Two years of bloody fighting finally earned us independence in August, 1920. With the Riga Peace Treaty, the Bolsheviks pledged forever to respect Latvia’s borders and agreed to pay huge war reparations. Soviet Russia also renounced in perpetuity all claims to Courland-Liveland and the eastern part of Latgalia, land that had belonged to the former Russian Empire. The latter was less Baltic than the rest. It had been separated from the rest of the Latvian-speaking peoples for several generations and as a consequence it had developed its own dialect. The land was cultivated within the Russian village system, where all land belonged to the village in common ownership. Courland-Liveland, on the other hand, was divided into privately owned family farms.


At any rate, after six years of devastation, our country was free to rebuild burned and looted homes, to clear fields of barbed wire, and to fill in the trenches. The Riga Peace Treaty included a clause that any resident of Russia who considered himself a Latvian was now free to return to his or her newly independent country. Thousands returned, many with Russian spouses and Russian-born children. Several Latvian military regiments returned also, unless they had joined the Red Army. My two brothers Osvalds and Janis took part in this return to the homeland. They found jobs in agriculture.
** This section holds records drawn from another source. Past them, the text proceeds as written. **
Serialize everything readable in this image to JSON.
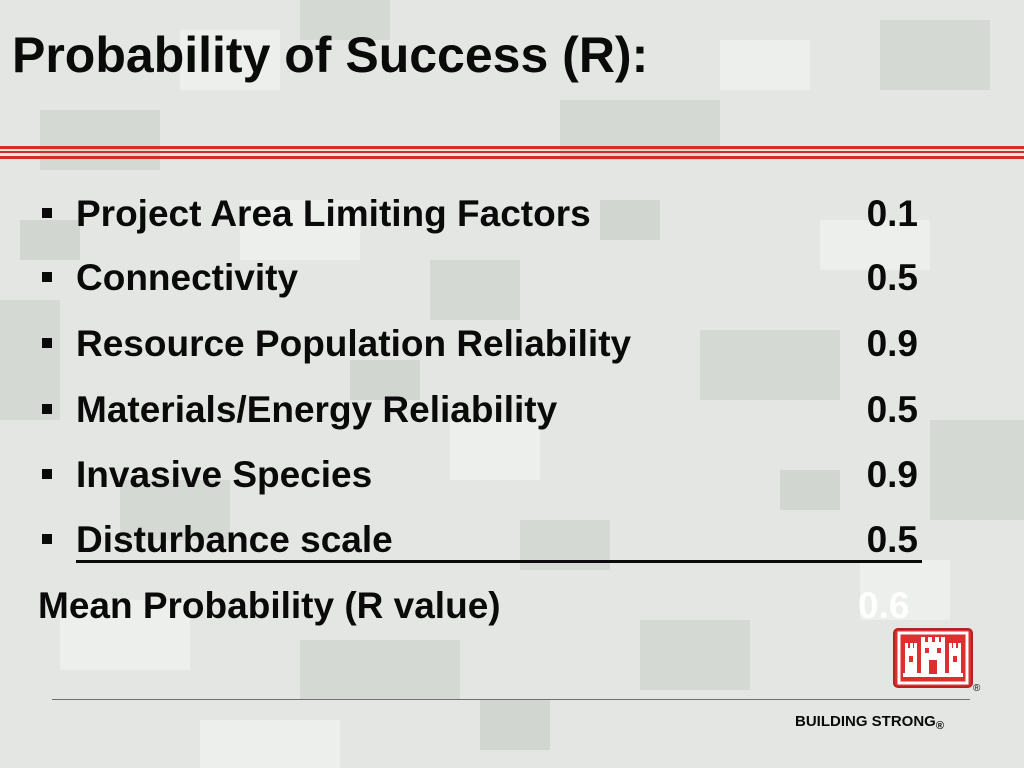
{
  "title": "Probability of Success (R):",
  "colors": {
    "accent_red": "#d62b2b",
    "text": "#0a0a0a",
    "mean_value": "#ffffff",
    "logo_red": "#d93030"
  },
  "factors": [
    {
      "label": "Project Area Limiting Factors",
      "value": "0.1"
    },
    {
      "label": "Connectivity",
      "value": "0.5"
    },
    {
      "label": "Resource Population Reliability",
      "value": "0.9"
    },
    {
      "label": "Materials/Energy Reliability",
      "value": "0.5"
    },
    {
      "label": "Invasive Species",
      "value": "0.9"
    },
    {
      "label": "Disturbance scale",
      "value": "0.5"
    }
  ],
  "mean": {
    "label": "Mean Probability (R value)",
    "value": "0.6"
  },
  "footer": {
    "text": "BUILDING STRONG",
    "reg": "®"
  },
  "logo": {
    "icon": "castle-icon",
    "reg": "®"
  }
}
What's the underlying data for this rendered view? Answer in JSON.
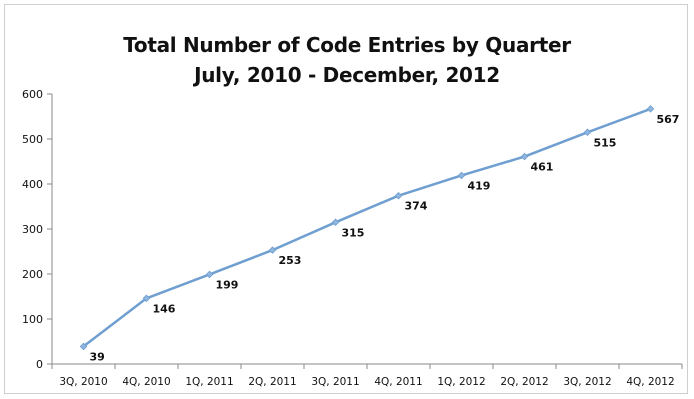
{
  "chart_data": {
    "type": "line",
    "title": "Total Number of Code Entries by Quarter",
    "subtitle": "July, 2010 - December, 2012",
    "xlabel": "",
    "ylabel": "",
    "categories": [
      "3Q, 2010",
      "4Q, 2010",
      "1Q, 2011",
      "2Q, 2011",
      "3Q, 2011",
      "4Q, 2011",
      "1Q, 2012",
      "2Q, 2012",
      "3Q, 2012",
      "4Q, 2012"
    ],
    "series": [
      {
        "values": [
          39,
          146,
          199,
          253,
          315,
          374,
          419,
          461,
          515,
          567
        ]
      }
    ],
    "ylim": [
      0,
      600
    ],
    "yticks": [
      0,
      100,
      200,
      300,
      400,
      500,
      600
    ],
    "grid": false,
    "legend": "none",
    "line_color": "#6f9fd0",
    "marker_color": "#8fb6de"
  }
}
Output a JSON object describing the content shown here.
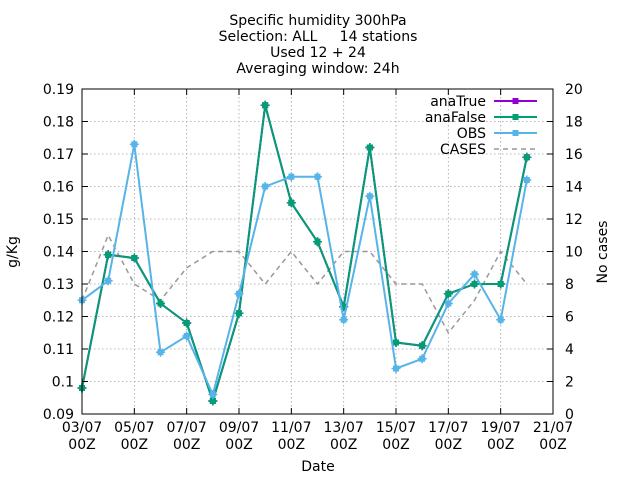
{
  "chart_data": {
    "type": "line",
    "title_lines": [
      "Specific humidity 300hPa",
      "Selection: ALL     14 stations",
      "Used 12 + 24",
      "Averaging window: 24h"
    ],
    "xlabel": "Date",
    "ylabel": "g/Kg",
    "y2label": "No cases",
    "xlim": [
      0,
      18
    ],
    "ylim": [
      0.09,
      0.19
    ],
    "y2lim": [
      0,
      20
    ],
    "grid": true,
    "legend_position": "top-right",
    "x_ticks": [
      {
        "x": 0,
        "line1": "03/07",
        "line2": "00Z"
      },
      {
        "x": 2,
        "line1": "05/07",
        "line2": "00Z"
      },
      {
        "x": 4,
        "line1": "07/07",
        "line2": "00Z"
      },
      {
        "x": 6,
        "line1": "09/07",
        "line2": "00Z"
      },
      {
        "x": 8,
        "line1": "11/07",
        "line2": "00Z"
      },
      {
        "x": 10,
        "line1": "13/07",
        "line2": "00Z"
      },
      {
        "x": 12,
        "line1": "15/07",
        "line2": "00Z"
      },
      {
        "x": 14,
        "line1": "17/07",
        "line2": "00Z"
      },
      {
        "x": 16,
        "line1": "19/07",
        "line2": "00Z"
      },
      {
        "x": 18,
        "line1": "21/07",
        "line2": "00Z"
      }
    ],
    "y_ticks": [
      {
        "value": 0.09,
        "label": "0.09"
      },
      {
        "value": 0.1,
        "label": "0.1"
      },
      {
        "value": 0.11,
        "label": "0.11"
      },
      {
        "value": 0.12,
        "label": "0.12"
      },
      {
        "value": 0.13,
        "label": "0.13"
      },
      {
        "value": 0.14,
        "label": "0.14"
      },
      {
        "value": 0.15,
        "label": "0.15"
      },
      {
        "value": 0.16,
        "label": "0.16"
      },
      {
        "value": 0.17,
        "label": "0.17"
      },
      {
        "value": 0.18,
        "label": "0.18"
      },
      {
        "value": 0.19,
        "label": "0.19"
      }
    ],
    "y2_ticks": [
      {
        "value": 0,
        "label": "0"
      },
      {
        "value": 2,
        "label": "2"
      },
      {
        "value": 4,
        "label": "4"
      },
      {
        "value": 6,
        "label": "6"
      },
      {
        "value": 8,
        "label": "8"
      },
      {
        "value": 10,
        "label": "10"
      },
      {
        "value": 12,
        "label": "12"
      },
      {
        "value": 14,
        "label": "14"
      },
      {
        "value": 16,
        "label": "16"
      },
      {
        "value": 18,
        "label": "18"
      },
      {
        "value": 20,
        "label": "20"
      }
    ],
    "x": [
      0,
      1,
      2,
      3,
      4,
      5,
      6,
      7,
      8,
      9,
      10,
      11,
      12,
      13,
      14,
      15,
      16,
      17
    ],
    "series": [
      {
        "name": "anaTrue",
        "axis": "y",
        "color": "#9400d3",
        "style": "line-points",
        "values": [
          0.098,
          0.139,
          0.138,
          0.124,
          0.118,
          0.094,
          0.121,
          0.185,
          0.155,
          0.143,
          0.123,
          0.172,
          0.112,
          0.111,
          0.127,
          0.13,
          0.13,
          0.169
        ]
      },
      {
        "name": "anaFalse",
        "axis": "y",
        "color": "#009e73",
        "style": "line-points",
        "values": [
          0.098,
          0.139,
          0.138,
          0.124,
          0.118,
          0.094,
          0.121,
          0.185,
          0.155,
          0.143,
          0.123,
          0.172,
          0.112,
          0.111,
          0.127,
          0.13,
          0.13,
          0.169
        ]
      },
      {
        "name": "OBS",
        "axis": "y",
        "color": "#56b4e9",
        "style": "line-points",
        "values": [
          0.125,
          0.131,
          0.173,
          0.109,
          0.114,
          0.096,
          0.127,
          0.16,
          0.163,
          0.163,
          0.119,
          0.157,
          0.104,
          0.107,
          0.124,
          0.133,
          0.119,
          0.162
        ]
      },
      {
        "name": "CASES",
        "axis": "y2",
        "color": "#999999",
        "style": "dashed",
        "values": [
          7,
          11,
          8,
          7,
          9,
          10,
          10,
          8,
          10,
          8,
          10,
          10,
          8,
          8,
          5,
          7,
          10,
          8
        ]
      }
    ]
  }
}
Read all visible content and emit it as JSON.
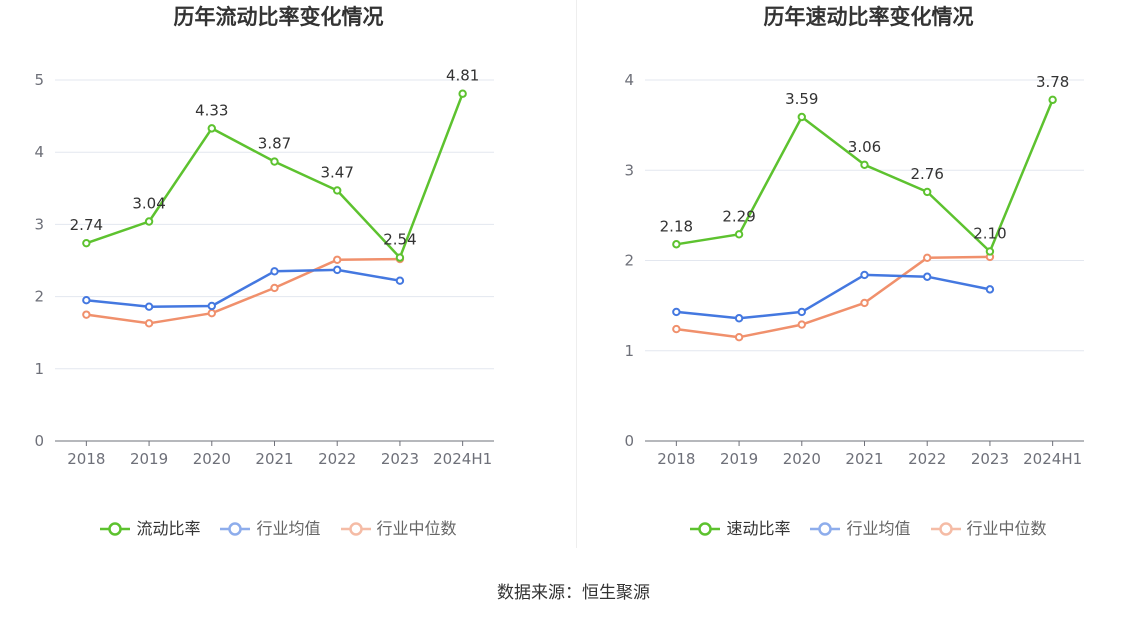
{
  "chart_data": [
    {
      "type": "line",
      "title": "历年流动比率变化情况",
      "categories": [
        "2018",
        "2019",
        "2020",
        "2021",
        "2022",
        "2023",
        "2024H1"
      ],
      "ylim": [
        0,
        5
      ],
      "yticks": [
        0,
        1,
        2,
        3,
        4,
        5
      ],
      "grid": true,
      "legend_position": "bottom",
      "series": [
        {
          "name": "流动比率",
          "color": "#5dc22f",
          "data_labels": true,
          "values": [
            2.74,
            3.04,
            4.33,
            3.87,
            3.47,
            2.54,
            4.81
          ]
        },
        {
          "name": "行业均值",
          "color": "#4478e0",
          "data_labels": false,
          "values": [
            1.95,
            1.86,
            1.87,
            2.35,
            2.37,
            2.22,
            null
          ]
        },
        {
          "name": "行业中位数",
          "color": "#f0906c",
          "data_labels": false,
          "values": [
            1.75,
            1.63,
            1.77,
            2.12,
            2.51,
            2.52,
            null
          ]
        }
      ]
    },
    {
      "type": "line",
      "title": "历年速动比率变化情况",
      "categories": [
        "2018",
        "2019",
        "2020",
        "2021",
        "2022",
        "2023",
        "2024H1"
      ],
      "ylim": [
        0,
        4
      ],
      "yticks": [
        0,
        1,
        2,
        3,
        4
      ],
      "grid": true,
      "legend_position": "bottom",
      "series": [
        {
          "name": "速动比率",
          "color": "#5dc22f",
          "data_labels": true,
          "values": [
            2.18,
            2.29,
            3.59,
            3.06,
            2.76,
            2.1,
            3.78
          ]
        },
        {
          "name": "行业均值",
          "color": "#4478e0",
          "data_labels": false,
          "values": [
            1.43,
            1.36,
            1.43,
            1.84,
            1.82,
            1.68,
            null
          ]
        },
        {
          "name": "行业中位数",
          "color": "#f0906c",
          "data_labels": false,
          "values": [
            1.24,
            1.15,
            1.29,
            1.53,
            2.03,
            2.04,
            null
          ]
        }
      ]
    }
  ],
  "source": "数据来源：恒生聚源"
}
Janis came back a married man. As a dapper officer in the imperial army, he must have made quite an impression on the ladies. While in Russia, he fell in love and married a wealthy Russian woman. However, history turned against them when the Bolsheviks took power in 1917. Her family’s property was confiscated by the new regime, and she accompanied Janis as his impoverished wife when he returned to Latvia in 1920. Not knowing a word of the language, in a strange country, among farmers rather than landed gentry, she became terribly unhappy. She was a tiny, delicate woman, but one day she stalked out the front door and set out to walk back to Russia. It was a mad idea. The border was 200 kilometers away, and even the fifteen-kilometer (nine-mile) walk to the rail station might have been too much for her. Even if she had managed to walk the distance and boarded a train, she had no papers and could never have crossed the border, which was no longer open. Janis harnessed the horses and brought back his unhappy wife.


Knowing that his military service made him a marked man, Janis did his best to escape attention. Initially he worked as assistant manager of a dairy processing plant, making butter and cheese, a job far below his intelligence and education. Fortunately for his wife, Janis did not do menial work for long. He found a position as administrator and instructor in economics at the local high school, a job which he did for several years. Eventually he became manager of the large estate where the high school held classes. The grounds were expansive and beautiful, a good place to live. In time, Janis’ wife settled down and bore him three sons.


But Hell did not forget his crime of serving the Tsar. It would claim its pound of flesh nineteen years later, upon Latvia’s invasion by the Communists in 1939. Janis, his wife, and their sons were deported to the Gulags of Siberia. The only survivor from that family was the youngest son, Edgars. He eventually came back to Latvia alone and settled down in Ogre, a city on the shores of the Daugava River.